WASHINGTON - On the rebound, Barack Obama left Hillary Rodham Clinton with fast-dwindling chances to deny him the Democratic presidential nomination after beating her in North Carolina and falling just short in an Indiana cliffhanger.
Obama was on track to climb within 200 delegates of attaining the prize, his campaign finally steadying after missteps fiercely exploited by the never-say-die Clinton.
His campaign dropped broad hints it was time for the 270 remaining unaligned party figures known as superdelegates to get off the fence and settle the nomination.
It was in that arena — even more than in the scattered primaries left — that the Democratic hyperdrama was bound to play out.
"You know, there are those who were saying that North Carolina would be a game-changer in this election," Obama told a roaring crowd in Raleigh, N.C., on Tuesday night, referring to Clinton's hope that an upset there would recast the race in her favor.
"But today what North Carolina decided is that the only game that needs changing is the one in Washington, D.C."
Clinton vowed to compete tenaciously for West Virginia next week and Kentucky and Oregon after that, and to press "full speed on to the White House."
But she risked running on fumes without an infusion of cash, and made a direct fundraising pitch from the stage in Indianapolis. "I need your help to continue our journey," she said.
And she pledged anew that she would support the Democratic nominee "no matter what happens," a vow also made by her competitor.
Polarizing, protracted and often bitter, the contest is hardening divisions in the party, according to exit polls from the two states.
A solid majority of each candidate's supporters said they would not be satisfied if the other candidate wins the nomination.
Fully one-third of Clinton's supporters in Indiana and North Carolina went beyond mere dissatisfaction to say they would vote for Republican John McCain instead of Obama if that's the choice in the fall.

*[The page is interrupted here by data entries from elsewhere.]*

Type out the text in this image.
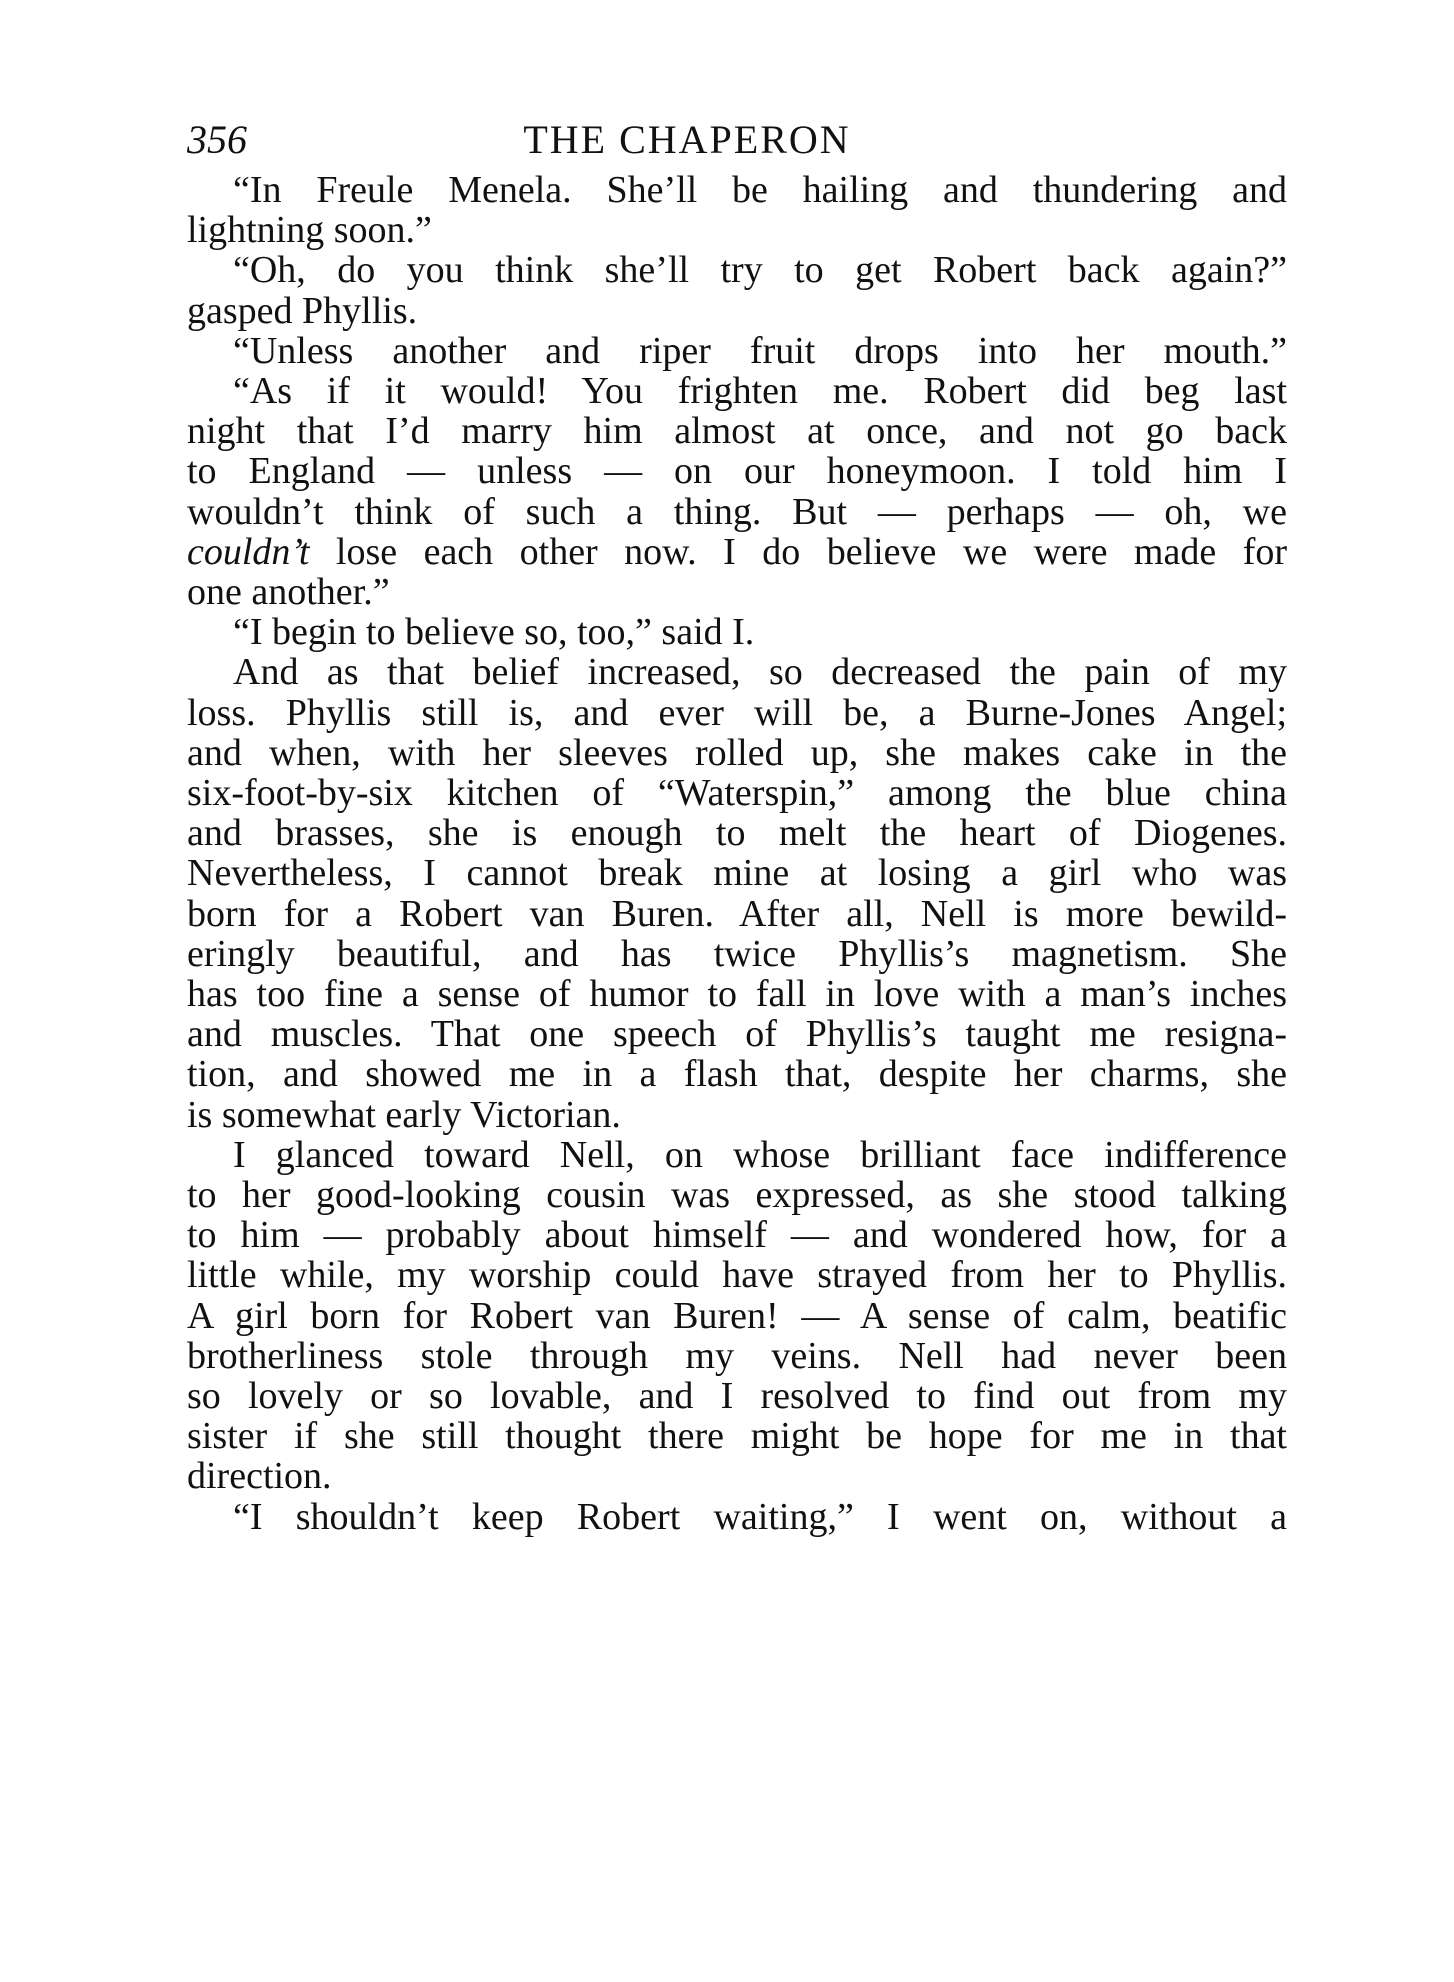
356	THE CHAPERON
“In Freule Menela. She’ll be hailing and thundering and
lightning soon.”
“Oh, do you think she’ll try to get Robert back again?”
gasped Phyllis.
“Unless another and riper fruit drops into her mouth.”
“As if it would! You frighten me. Robert did beg last
night that I’d marry him almost at once, and not go back
to England — unless — on our honeymoon. I told him I
wouldn’t think of such a thing. But — perhaps — oh, we
couldn’t lose each other now. I do believe we were made for
one another.”
“I begin to believe so, too,” said I.
And as that belief increased, so decreased the pain of my
loss. Phyllis still is, and ever will be, a Burne-Jones Angel;
and when, with her sleeves rolled up, she makes cake in the
six-foot-by-six kitchen of “Waterspin,” among the blue china
and brasses, she is enough to melt the heart of Diogenes.
Nevertheless, I cannot break mine at losing a girl who was
born for a Robert van Buren. After all, Nell is more bewild-
eringly beautiful, and has twice Phyllis’s magnetism. She
has too fine a sense of humor to fall in love with a man’s inches
and muscles. That one speech of Phyllis’s taught me resigna-
tion, and showed me in a flash that, despite her charms, she
is somewhat early Victorian.
I glanced toward Nell, on whose brilliant face indifference
to her good-looking cousin was expressed, as she stood talking
to him — probably about himself — and wondered how, for a
little while, my worship could have strayed from her to Phyllis.
A girl born for Robert van Buren! — A sense of calm, beatific
brotherliness stole through my veins. Nell had never been
so lovely or so lovable, and I resolved to find out from my
sister if she still thought there might be hope for me in that
direction.
“I shouldn’t keep Robert waiting,” I went on, without a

Obama scored a convincing victory of about 14 points in North Carolina, where he'd been favored. Clinton squeezed out a narrow margin in Indiana after a long night of counting.
Racial divisions were stark.
In both states, Clinton won six in 10 white votes while Obama got nine in 10 black votes, exit polls indicated.
It was a slightly better performance than usual by Clinton among whites, while Obama's backing from blacks was one of his highest winning percentages yet with that group.
Against the backdrop of disunity, pressure is certain to intensify on the superdelegates to declare themselves and lasso Democrats together for the fall campaign against McCain. They are not bound by results in primaries or caucuses.
"There is an eagerness in the party to get this done and move on," said David Axelrod, chief Obama strategist. "There is no question that we can see the finish line."
David Lutz, 53, of Trinity, N.C., who lives on his Army pension and flea market sales, paid tribute to Obama's resilience in explaining why he switched from supporting Clinton in the final days.
"I finally got swayed Obama's way," he said. "He's like a magician — he pulled a lot of good tricks out of his hat."
A look at the night's numbers:
_Obama won at least 69 delegates and Clinton at least 63 in the two states combined, with 55 still to be divided between the two candidates.
_Obama's delegate total reached 1815.5 to 1,672 for Clinton in The Associated Press count, out of 2,025 needed to win the nomination.
_Obama won North Carolina 56-42, with returns from 99 percent of precincts.
_Clinton won Indiana 51-49, with returns from 99 percent of precincts.
And the races still ahead:
_28 delegates at stake in West Virginia in a week.
_103 delegates up for grabs a week later in Kentucky and Oregon.
_55 in Puerto Rico on June 1.
_31 in Montana and South Dakota on June 3.
On Tuesday, Clinton fell short of the Indiana blowout and the North Carolina upset that might have jarred superdelegates into her camp in a big way.
They have continued trickling toward Obama despite the fallout over his former pastor's racially divisive remarks and Clinton's win in Pennsylvania two weeks ago.
Obama sounded increasingly focused on the fall campaign.
"This primary season may not be over, but when it is, we will have to remember who we are as Democrats ... because we all agree that at this defining moment in history — a moment when we're facing two wars, an economy in turmoil, a planet in peril — we can't afford to give John McCain the chance to serve out George Bush's third term," he said.
Clinton was joined at her rally by her husband Bill, his face sunburned after campaigning in small-town North Carolina, and their daughter, Chelsea.
The New York senator stressed the issue that came to dominate the final days of the primaries in both states, her call for a summertime suspension of the federal gasoline tax. "I think it's time to give Americans a break this summer," she said.
Obama opposes the tax suspension, calling it a gimmick.
The impact of a long-running controversy over the Illinois senator's former pastor, the Rev. Jeremiah Wright, was difficult to measure.
In North Carolina, six in 10 voters who said Wright's remarks affected their votes sided with Clinton. A somewhat larger percentage of voters who said the pastor's remarks did not matter supported Obama.
Obama and Clinton both planned to campaign in the next primary states starting Thursday, after a day in Washington. Obama headed to Chicago after his Raleigh speech before coming to the capital.